いきり立ってソーシャルソーシャルと言っても、なかなか夢のようなことは起こらないんですよ。そんなに儲かるわけじゃないし、思うような結果が得られるわけでもないし。もっと地に足をつけて考えていくべきだと思います。
:引用終了
Facebookで多数の友人とつながり続けること、それ自体が悪いわけじゃない。ただ、つながること自体が何かを生み出すとか、そんなことは絶対にない。むしろ、無駄に多くの情報が視覚的に飛び込んできて、クリエイティブな思考が停止することはあるかもしれない。
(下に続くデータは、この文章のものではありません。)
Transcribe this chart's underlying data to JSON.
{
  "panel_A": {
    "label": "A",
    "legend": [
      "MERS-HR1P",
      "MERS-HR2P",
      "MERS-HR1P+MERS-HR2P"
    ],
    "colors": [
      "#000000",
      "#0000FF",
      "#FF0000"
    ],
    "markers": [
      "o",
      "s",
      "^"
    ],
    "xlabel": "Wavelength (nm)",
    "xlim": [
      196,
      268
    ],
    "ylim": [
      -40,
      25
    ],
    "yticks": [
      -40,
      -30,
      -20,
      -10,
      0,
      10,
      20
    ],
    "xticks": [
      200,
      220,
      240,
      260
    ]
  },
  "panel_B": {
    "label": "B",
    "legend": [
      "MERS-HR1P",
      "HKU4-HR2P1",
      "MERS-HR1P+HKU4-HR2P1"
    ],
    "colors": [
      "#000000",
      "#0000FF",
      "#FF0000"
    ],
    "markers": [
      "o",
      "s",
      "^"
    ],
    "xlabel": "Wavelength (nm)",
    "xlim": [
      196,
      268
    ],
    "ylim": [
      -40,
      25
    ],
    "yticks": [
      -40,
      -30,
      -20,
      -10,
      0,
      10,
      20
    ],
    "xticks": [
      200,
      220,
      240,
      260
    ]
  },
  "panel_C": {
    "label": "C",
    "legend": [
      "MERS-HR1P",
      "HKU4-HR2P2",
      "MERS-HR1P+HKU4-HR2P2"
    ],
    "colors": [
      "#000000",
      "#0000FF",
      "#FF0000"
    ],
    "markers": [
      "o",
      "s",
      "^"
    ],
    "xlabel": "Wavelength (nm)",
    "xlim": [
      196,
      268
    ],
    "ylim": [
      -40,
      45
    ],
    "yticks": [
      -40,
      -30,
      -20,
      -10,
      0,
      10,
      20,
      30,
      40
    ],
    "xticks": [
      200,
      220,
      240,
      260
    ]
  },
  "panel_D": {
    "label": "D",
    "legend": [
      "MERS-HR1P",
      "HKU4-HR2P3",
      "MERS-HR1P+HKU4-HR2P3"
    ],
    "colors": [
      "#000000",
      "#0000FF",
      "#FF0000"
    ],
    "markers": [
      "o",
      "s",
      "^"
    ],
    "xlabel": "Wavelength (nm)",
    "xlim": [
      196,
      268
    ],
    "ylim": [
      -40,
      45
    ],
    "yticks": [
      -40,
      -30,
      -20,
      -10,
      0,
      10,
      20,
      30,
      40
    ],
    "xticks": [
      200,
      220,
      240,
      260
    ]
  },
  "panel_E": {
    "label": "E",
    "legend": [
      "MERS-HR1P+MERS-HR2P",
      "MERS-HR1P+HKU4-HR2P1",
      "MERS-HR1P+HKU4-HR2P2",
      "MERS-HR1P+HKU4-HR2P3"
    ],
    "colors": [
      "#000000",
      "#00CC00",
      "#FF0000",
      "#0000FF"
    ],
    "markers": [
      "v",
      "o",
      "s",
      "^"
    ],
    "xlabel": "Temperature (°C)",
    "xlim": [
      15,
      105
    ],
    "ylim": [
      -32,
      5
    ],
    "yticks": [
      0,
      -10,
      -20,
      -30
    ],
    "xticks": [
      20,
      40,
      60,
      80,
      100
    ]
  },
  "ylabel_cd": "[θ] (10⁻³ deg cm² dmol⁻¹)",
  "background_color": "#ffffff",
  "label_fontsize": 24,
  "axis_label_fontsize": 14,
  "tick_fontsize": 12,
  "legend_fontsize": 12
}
Facebook上は「友達」という単語を使って「つながり」を表現しているが、それは、我々が子供の時から日常的に使っている「友達」とはまったく別物だ。本当の友達は、ネットでつながっていなくても友達だ。例えば、友達同士が、Facebookでつながることで、今までより友情の絆が強くなるか?、と言われたらそんなことにはならない。
Facebookの最大の問題は「つながった先に何があるか」を考えずに、「つながること」に、さも魅力があるかのように見せているところだ。「つながることで失うもの」だってあるはずだ。例えば、使わなくてもよかったはずの「時間」とか。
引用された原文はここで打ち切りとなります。